ポルシェの2026年第1四半期の世界販売台数は15%減少し、前年同期の7万1470台から6万991台となった。この減少は、ラインナップの構造的な変更や市場環境の変化を踏まえ、すでに予想されていた動きだ。

背景には、2025年10月に生産を終了した内燃機関搭載の718モデルの影響が大きい。また、昨年にフル電動のマカンが順調に立ち上がったことによる高い比較ベースも響いた。さらに、米国では電気自動車やハイブリッド車に対する税制優遇の適用条件が厳格化され、特に輸入車への影響が加わっている。

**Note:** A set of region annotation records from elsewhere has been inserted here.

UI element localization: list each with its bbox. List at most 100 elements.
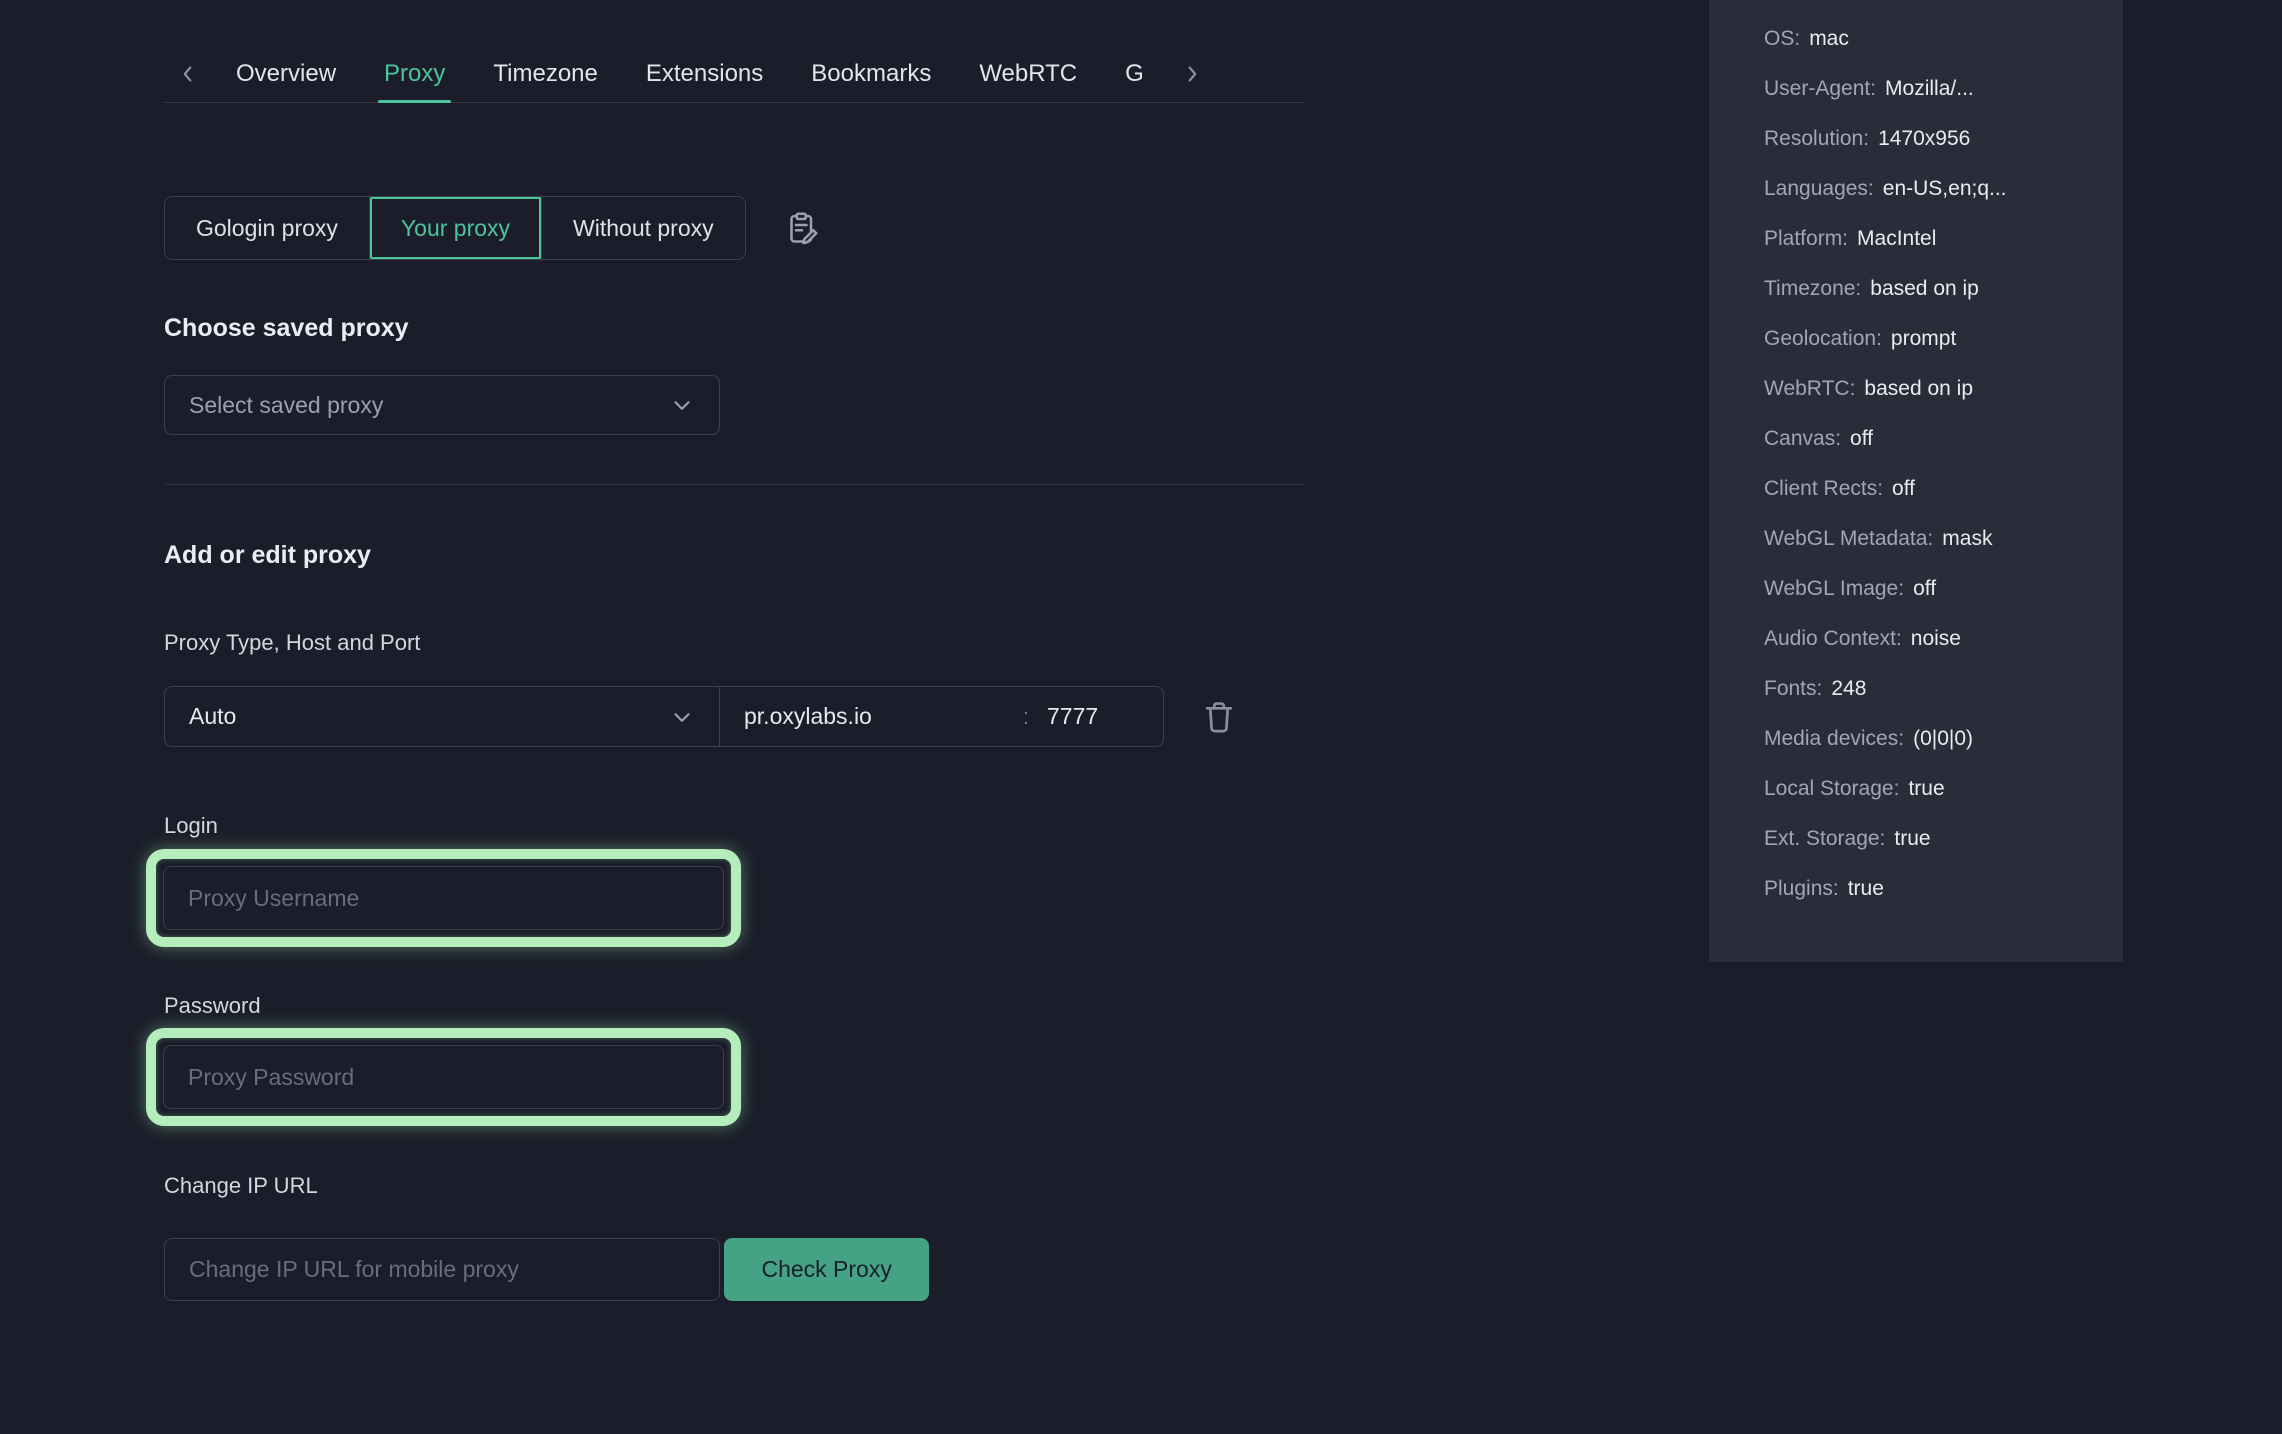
summary-row-platform: Platform: MacIntel xyxy=(1764,214,2123,264)
login-label: Login xyxy=(164,813,1305,839)
summary-label: Resolution: xyxy=(1764,127,1869,151)
proxy-mode-row: Gologin proxy Your proxy Without proxy xyxy=(164,196,1305,260)
summary-row-webgl-image: WebGL Image: off xyxy=(1764,564,2123,614)
check-proxy-button[interactable]: Check Proxy xyxy=(724,1238,928,1301)
password-highlight-annotation xyxy=(146,1028,741,1126)
summary-label: Media devices: xyxy=(1764,727,1904,751)
tab-timezone[interactable]: Timezone xyxy=(469,46,621,102)
proxy-mode-segmented-control: Gologin proxy Your proxy Without proxy xyxy=(164,196,746,260)
tab-overview[interactable]: Overview xyxy=(212,46,360,102)
proxy-mode-gologin-button[interactable]: Gologin proxy xyxy=(165,197,370,259)
summary-row-resolution: Resolution: 1470x956 xyxy=(1764,114,2123,164)
choose-saved-proxy-heading: Choose saved proxy xyxy=(164,314,1305,343)
chevron-left-icon xyxy=(177,63,199,85)
summary-value: (0|0|0) xyxy=(1913,727,1973,751)
proxy-mode-your-proxy-button[interactable]: Your proxy xyxy=(370,197,542,259)
summary-label: Client Rects: xyxy=(1764,477,1883,501)
profile-settings-content: Overview Proxy Timezone Extensions Bookm… xyxy=(164,0,1305,1301)
section-divider xyxy=(164,484,1305,485)
summary-value: true xyxy=(1848,877,1884,901)
summary-value: Mozilla/... xyxy=(1885,77,1974,101)
type-host-port-label: Proxy Type, Host and Port xyxy=(164,630,1305,656)
summary-label: Fonts: xyxy=(1764,677,1822,701)
summary-value: based on ip xyxy=(1864,377,1973,401)
proxy-username-input[interactable] xyxy=(163,866,724,930)
summary-row-webgl-metadata: WebGL Metadata: mask xyxy=(1764,514,2123,564)
summary-row-webrtc: WebRTC: based on ip xyxy=(1764,364,2123,414)
tab-bookmarks[interactable]: Bookmarks xyxy=(787,46,955,102)
summary-label: Languages: xyxy=(1764,177,1874,201)
proxy-mode-without-proxy-button[interactable]: Without proxy xyxy=(542,197,745,259)
summary-row-canvas: Canvas: off xyxy=(1764,414,2123,464)
summary-row-local-storage: Local Storage: true xyxy=(1764,764,2123,814)
host-port-separator: : xyxy=(1023,704,1029,730)
summary-label: Plugins: xyxy=(1764,877,1839,901)
tab-geolocation-truncated[interactable]: G xyxy=(1101,46,1168,102)
proxy-host-input[interactable] xyxy=(744,703,1015,730)
summary-value: en-US,en;q... xyxy=(1883,177,2007,201)
tab-extensions[interactable]: Extensions xyxy=(622,46,787,102)
profile-summary-panel: OS: mac User-Agent: Mozilla/... Resolution… xyxy=(1709,0,2123,962)
summary-row-client-rects: Client Rects: off xyxy=(1764,464,2123,514)
tab-webrtc[interactable]: WebRTC xyxy=(955,46,1101,102)
summary-label: Canvas: xyxy=(1764,427,1841,451)
summary-value: mask xyxy=(1942,527,1992,551)
summary-value: off xyxy=(1913,577,1936,601)
summary-value: true xyxy=(1894,827,1930,851)
summary-label: Ext. Storage: xyxy=(1764,827,1885,851)
chevron-down-icon xyxy=(669,392,695,418)
summary-value: 248 xyxy=(1831,677,1866,701)
tabs-scroll-left-button[interactable] xyxy=(164,52,212,96)
add-or-edit-proxy-heading: Add or edit proxy xyxy=(164,541,1305,570)
paste-proxy-button[interactable] xyxy=(784,210,820,246)
password-label: Password xyxy=(164,993,1305,1019)
tabs-scroll-right-button[interactable] xyxy=(1168,52,1216,96)
clipboard-edit-icon xyxy=(784,210,820,246)
summary-row-geolocation: Geolocation: prompt xyxy=(1764,314,2123,364)
summary-label: WebGL Metadata: xyxy=(1764,527,1933,551)
summary-label: WebGL Image: xyxy=(1764,577,1904,601)
summary-label: Timezone: xyxy=(1764,277,1861,301)
summary-label: WebRTC: xyxy=(1764,377,1855,401)
summary-row-fonts: Fonts: 248 xyxy=(1764,664,2123,714)
summary-label: User-Agent: xyxy=(1764,77,1876,101)
summary-value: 1470x956 xyxy=(1878,127,1970,151)
summary-row-user-agent: User-Agent: Mozilla/... xyxy=(1764,64,2123,114)
type-host-port-row: Auto : xyxy=(164,686,1305,747)
summary-row-os: OS: mac xyxy=(1764,14,2123,64)
delete-proxy-button[interactable] xyxy=(1200,698,1238,736)
summary-row-timezone: Timezone:based on ip xyxy=(1764,264,2123,314)
summary-value: prompt xyxy=(1891,327,1956,351)
change-ip-url-input[interactable] xyxy=(164,1238,720,1301)
chevron-right-icon xyxy=(1181,63,1203,85)
summary-value: off xyxy=(1850,427,1873,451)
change-ip-url-label: Change IP URL xyxy=(164,1173,1305,1199)
chevron-down-icon xyxy=(669,704,695,730)
summary-label: Platform: xyxy=(1764,227,1848,251)
summary-row-media-devices: Media devices: (0|0|0) xyxy=(1764,714,2123,764)
login-highlight-annotation xyxy=(146,849,741,947)
summary-label: OS: xyxy=(1764,27,1800,51)
summary-label: Geolocation: xyxy=(1764,327,1882,351)
summary-row-ext-storage: Ext. Storage: true xyxy=(1764,814,2123,864)
saved-proxy-select-placeholder: Select saved proxy xyxy=(189,392,383,419)
proxy-port-input[interactable] xyxy=(1047,703,1139,730)
proxy-password-input[interactable] xyxy=(163,1045,724,1109)
summary-row-audio-context: Audio Context: noise xyxy=(1764,614,2123,664)
summary-value: true xyxy=(1908,777,1944,801)
summary-value: mac xyxy=(1809,27,1849,51)
summary-value: MacIntel xyxy=(1857,227,1936,251)
summary-value: noise xyxy=(1911,627,1961,651)
proxy-type-value: Auto xyxy=(189,703,236,730)
saved-proxy-select[interactable]: Select saved proxy xyxy=(164,375,720,435)
summary-label: Local Storage: xyxy=(1764,777,1899,801)
summary-value: off xyxy=(1892,477,1915,501)
summary-row-plugins: Plugins: true xyxy=(1764,864,2123,914)
proxy-type-select[interactable]: Auto xyxy=(164,686,720,747)
host-port-group: : xyxy=(720,686,1164,747)
summary-label: Audio Context: xyxy=(1764,627,1902,651)
summary-row-languages: Languages: en-US,en;q... xyxy=(1764,164,2123,214)
settings-tabbar: Overview Proxy Timezone Extensions Bookm… xyxy=(164,46,1305,103)
tab-proxy[interactable]: Proxy xyxy=(360,46,469,102)
trash-icon xyxy=(1200,698,1238,736)
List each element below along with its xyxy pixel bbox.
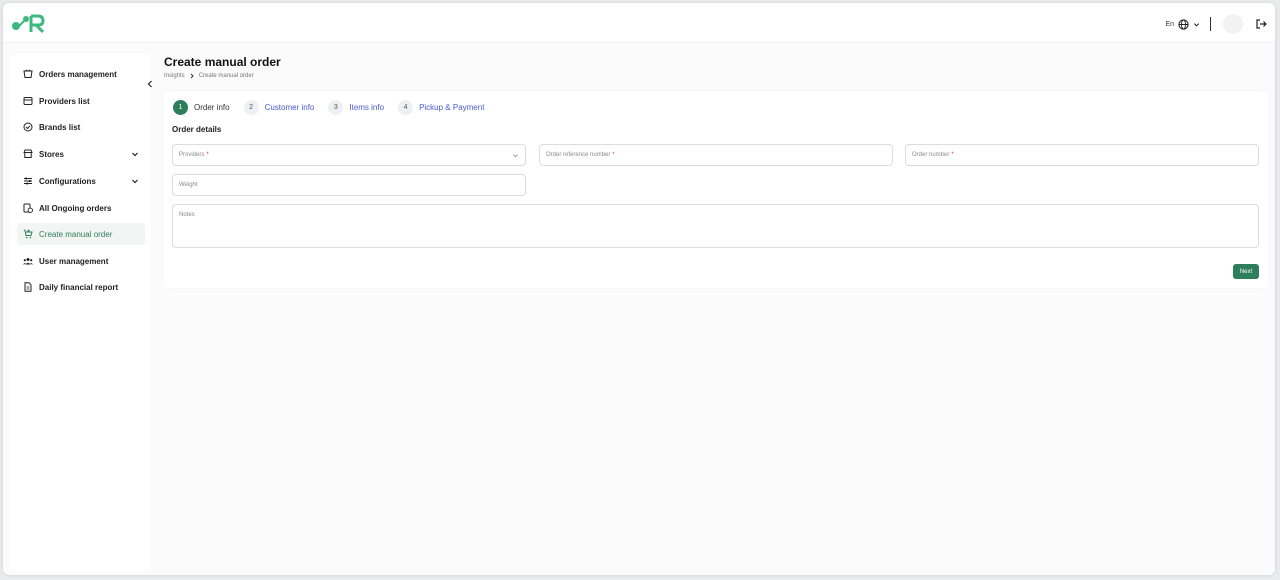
step-items-info[interactable]: 3 Items info [328,100,384,115]
chevron-down-icon [513,154,518,158]
notes-placeholder: Notes [179,212,195,218]
section-title: Order details [172,125,222,134]
step-label: Pickup & Payment [419,103,485,112]
sidebar-item-label: Create manual order [39,229,113,239]
top-bar: En [3,3,1275,43]
cart-plus-icon [23,229,33,239]
order-reference-placeholder: Order reference number [546,152,611,158]
order-number-field[interactable]: Order number * [905,144,1259,166]
stepper: 1 Order info 2 Customer info 3 Items inf… [173,100,498,115]
language-code[interactable]: En [1165,21,1174,28]
sidebar-item-daily-financial-report[interactable]: Daily financial report [17,276,145,298]
sidebar-item-stores[interactable]: Stores [17,143,145,165]
step-customer-info[interactable]: 2 Customer info [243,100,315,115]
breadcrumb-item-current: Create manual order [198,73,254,79]
chevron-down-icon[interactable] [131,177,139,185]
sidebar-item-label: Providers list [39,96,90,106]
app-window: En Orders management Providers list Bran… [3,3,1275,575]
sidebar-item-label: All Ongoing orders [39,203,112,213]
store-icon [23,97,33,105]
sidebar-item-providers-list[interactable]: Providers list [17,90,145,112]
step-label: Items info [349,103,385,112]
logout-icon[interactable] [1255,18,1267,30]
sidebar-collapse-button[interactable] [145,77,155,91]
weight-placeholder: Weight [179,182,198,188]
shop-icon [23,149,33,158]
required-mark: * [612,152,615,158]
header-divider [1210,17,1211,31]
notes-textarea[interactable]: Notes [172,204,1259,248]
sidebar-item-orders-management[interactable]: Orders management [17,63,145,85]
chevron-down-icon[interactable] [131,150,139,158]
breadcrumb-item-insights[interactable]: Insights [164,73,185,79]
sidebar: Orders management Providers list Brands … [11,53,151,571]
sidebar-item-all-ongoing-orders[interactable]: All Ongoing orders [17,197,145,219]
required-mark: * [206,152,209,158]
badge-check-icon [23,122,33,132]
sidebar-item-label: Orders management [39,69,117,79]
step-label: Customer info [264,103,315,112]
page-title: Create manual order [164,55,281,69]
basket-icon [23,69,33,78]
header-actions: En [1165,14,1267,34]
users-icon [23,258,33,265]
step-order-info[interactable]: 1 Order info [173,100,230,115]
sidebar-item-brands-list[interactable]: Brands list [17,116,145,138]
document-icon [24,282,32,292]
providers-placeholder: Providers [179,152,205,158]
chevron-down-icon[interactable] [1193,21,1200,28]
weight-field[interactable]: Weight [172,174,526,196]
sidebar-item-label: Configurations [39,176,96,186]
step-number: 1 [173,100,188,115]
sidebar-item-create-manual-order[interactable]: Create manual order [17,223,145,245]
order-reference-number-field[interactable]: Order reference number * [539,144,893,166]
avatar[interactable] [1223,14,1243,34]
next-button[interactable]: Next [1233,264,1259,279]
orders-clock-icon [23,203,33,213]
sidebar-item-user-management[interactable]: User management [17,250,145,272]
step-number: 3 [328,100,344,115]
chevron-left-icon [147,80,152,88]
breadcrumb: Insights Create manual order [164,73,254,79]
chevron-right-icon [190,73,194,79]
order-form-card: 1 Order info 2 Customer info 3 Items inf… [163,91,1269,288]
order-number-placeholder: Order number [912,152,950,158]
brand-logo[interactable] [11,13,47,35]
providers-select[interactable]: Providers * [172,144,526,166]
sidebar-item-label: User management [39,256,109,266]
sidebar-item-label: Brands list [39,122,81,132]
sidebar-item-label: Stores [39,149,64,159]
sidebar-item-label: Daily financial report [39,282,119,292]
globe-icon[interactable] [1178,18,1189,30]
step-number: 4 [398,100,414,115]
step-number: 2 [243,100,259,115]
sidebar-item-configurations[interactable]: Configurations [17,170,145,192]
required-mark: * [951,152,954,158]
sliders-icon [24,177,32,185]
step-label: Order info [194,103,230,112]
step-pickup-payment[interactable]: 4 Pickup & Payment [398,100,484,115]
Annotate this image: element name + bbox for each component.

全体としては減少したものの、モデルごとの需要にはばらつきが見られる。象徴的な911は22%増の1万3889台を記録し、カイエンは1万9183台でブランドの最販売モデルの地位を維持した。これは、ポルシェの現在の戦略において中心的な役割を果たす高利益率車両の強さが続いていることを示している。

地域別の動向は、より広い市場の変化を反映している。北米は1万8344台で最大の販売地域となったが、販売台数は11%減少した。中国では、厳しい市場環境と競争の激化を背景に、減少幅は21%とより大きかった。ポルシェは同地域では量より価値を優先し、積極的な販売拡大よりも価格戦略を堅持している。

マカンのラインナップは、現在進行中の移行を象徴している。販売された1万8209台のうち、8079台がフル電動バージョンだった。一方、内燃機関モデルは欧州連合外で販売が続き、2026年夏まで生産が予定されている。同時に、パナメーラは中国市場向けの更新モデル投入前の一時的な空白により、42%の急減となった。

これらの数字は、より大きな変革を映し出している。ポルシェは電動化戦略を推進しており、新型マカンは完全電動化され、カイエン電動版はすでに発表され、2026年夏からの顧客納入が予定されている。同時に、同社は市場の動向に対応してタイミングを調整し、電動と従来型の両駆動システムをサポートする柔軟な生産体制を維持している。

今後の見通しとして、ポルシェは2026年の計画に製品供給の限界を織り込んでいる。焦点は、供給と需要のバランスを慎重に取りつつ、高付加価値製品の組み合わせを維持することにあり、同社はこれを「量より価値」戦略と位置づけている。